The Big White Door
Premiered at The Riverside Church Theatre, NYC. Interview-based collaboration with The Narrative Medicine Program at Columbia University, Sloan-Kettering Cancer Center, Sound Impact, and families dealing with a terminal illness.
Based on interviews with kids dealing with terminal illness and their families, pediatric oncologists, nurses, and palliative care doctors, The Big White Door explores how kids process their own mortality.
This project came out of a curiosity that I had around how we talk about death when we've got to do it on simpler terms. The resulting performance was created for the community of people I interviewed, and a small number of outsiders.

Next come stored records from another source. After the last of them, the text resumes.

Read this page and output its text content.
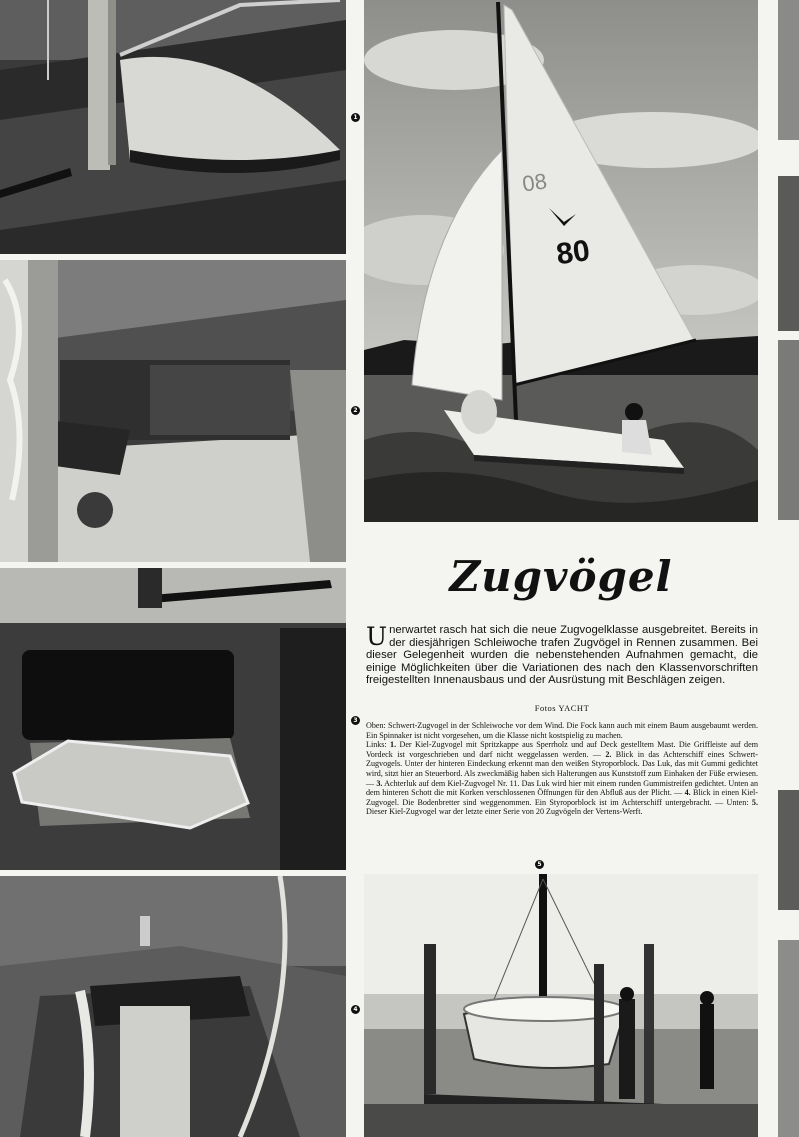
08
80
1
2
3
4
5
Zugvögel

Unerwartet rasch hat sich die neue Zugvogelklasse ausgebreitet. Bereits in der diesjährigen Schleiwoche trafen Zugvögel in Rennen zusammen. Bei dieser Gelegenheit wurden die nebenstehenden Aufnahmen gemacht, die einige Möglichkeiten über die Variationen des nach den Klassenvorschriften freigestellten Innenausbaus und der Ausrüstung mit Beschlägen zeigen.

Fotos YACHT

Oben: Schwert-Zugvogel in der Schleiwoche vor dem Wind. Die Fock kann auch mit einem Baum ausgebaumt werden. Ein Spinnaker ist nicht vorgesehen, um die Klasse nicht kostspielig zu machen.
Links: 1. Der Kiel-Zugvogel mit Spritzkappe aus Sperrholz und auf Deck gestelltem Mast. Die Griffleiste auf dem Vordeck ist vorgeschrieben und darf nicht weggelassen werden. — 2. Blick in das Achterschiff eines Schwert-Zugvogels. Unter der hinteren Eindeckung erkennt man den weißen Styroporblock. Das Luk, das mit Gummi gedichtet wird, sitzt hier an Steuerbord. Als zweckmäßig haben sich Halterungen aus Kunststoff zum Einhaken der Füße erwiesen. — 3. Achterluk auf dem Kiel-Zugvogel Nr. 11. Das Luk wird hier mit einem runden Gummistreifen gedichtet. Unten an dem hinteren Schott die mit Korken verschlossenen Öffnungen für den Abfluß aus der Plicht. — 4. Blick in einen Kiel-Zugvogel. Die Bodenbretter sind weggenommen. Ein Styroporblock ist im Achterschiff untergebracht. — Unten: 5. Dieser Kiel-Zugvogel war der letzte einer Serie von 20 Zugvögeln der Vertens-Werft.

I had the opportunity to bring this play to a large theatre in NYC, but it just didn't feel right. I wanted the audience to have an intimate experience, to feel the vibration of the cello, violin, and viola. It was important to me to create a personal, disarming space.
This piece was performed in the tower of Riverside Church at sunset. We sat in a circle with the instruments close and the music all around us. We laughed, cried, found that in many ways, we are all children when it comes to facing death.
"Claytie Mason is an artist of incredible empathy and sensitivity... much of her work is simply about letting someone tell their story, and then finding imaginative theatrical ways to reveal what has been overlooked."
-Kelly Stuart, Playwright & Lecturer
"Working with Claytie I learned that kids with terminal illness also have fun."
-Emily Kubovy-Weiss, Actress, The Big White Door
“Claytie is an extraordinary person to work with. She is tireless in her quest for the heart of what she is working on."